Tatum has his own war stories from filming, with one particular instance making headlines earlier in the year. The incident in question being when a crewmember accidentally poured scalding water down Tatum’s wetsuit in an attempt to keep the actor warm while filming some of the river scenes. Despite being rushed to the hospital due to severe burns on his member, Tatum returned to set the next day, ready to work.

When asked if the crewmember who made the infamous mistake was fired, Tatum quickly came to their defense.

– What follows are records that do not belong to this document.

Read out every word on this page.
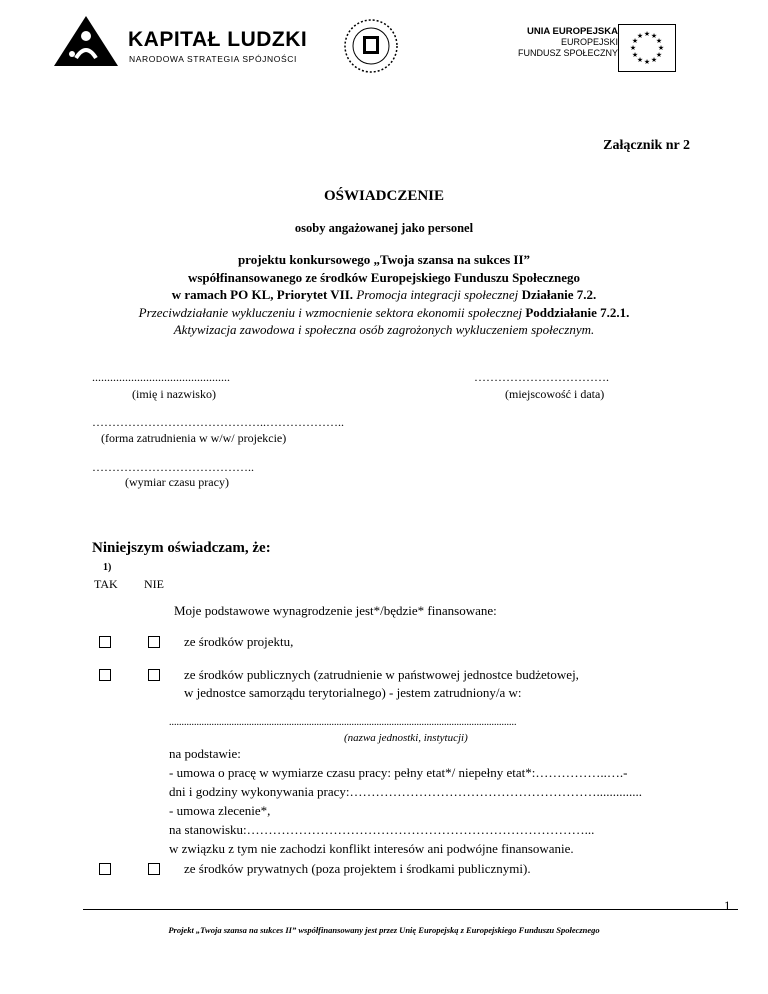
KAPITAŁ LUDZKI
NARODOWA STRATEGIA SPÓJNOŚCI
UNIA EUROPEJSKA
EUROPEJSKI
FUNDUSZ SPOŁECZNY
★ ★
★
★
★
★
★
★
★
★
★
★
Załącznik nr 2
OŚWIADCZENIE
osoby angażowanej jako personel
projektu konkursowego „Twoja szansa na sukces II”
współfinansowanego ze środków Europejskiego Funduszu Społecznego
w ramach PO KL, Priorytet VII. Promocja integracji społecznej Działanie 7.2.
Przeciwdziałanie wykluczeniu i wzmocnienie sektora ekonomii społecznej Poddziałanie 7.2.1.
Aktywizacja zawodowa i społeczna osób zagrożonych wykluczeniem społecznym.
..............................................
(imię i nazwisko)
…………………………….
(miejscowość i data)
……………………………………..………………..
(forma zatrudnienia w w/w/ projekcie)
…………………………………..
(wymiar czasu pracy)
Niniejszym oświadczam, że:
1)
TAK NIE
Moje podstawowe wynagrodzenie jest*/będzie* finansowane:
ze środków projektu,
ze środków publicznych (zatrudnienie w państwowej jednostce budżetowej,
w jednostce samorządu terytorialnego) - jestem zatrudniony/a w:
...........................................................................................................................................
(nazwa jednostki, instytucji)
na podstawie:
- umowa o pracę w wymiarze czasu pracy: pełny etat*/ niepełny etat*:……………..….-
dni i godziny wykonywania pracy:…………………………………………………..............
- umowa zlecenie*,
na stanowisku:……………………………………………………………………...
w związku z tym nie zachodzi konflikt interesów ani podwójne finansowanie.
ze środków prywatnych (poza projektem i środkami publicznymi).
1
Projekt „Twoja szansa na sukces II” współfinansowany jest przez Unię Europejską z Europejskiego Funduszu Społecznego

“No, I would not let him get fired,” Tatum said. “That poor kid had to run 15 minutes up to the truck all day for 13 hours for weeks at a time to just try and help keep us warm. If he was incompetent or bad at his job, I probably would’ve blown his teeth down his throat. But he wasn’t … and he bought me a bottle of whiskey too, so that always helps.”

Summing up the undeniably difficult filming process, Tatum said, “This shoot was the hardest thing that I think anyone [on the film] has ever done.”
“The Eagle” is currently playing at Metropolitan Fairview Theatre in Goleta and the Metropolitan Fiesta 5 Theatre in Santa Barbara.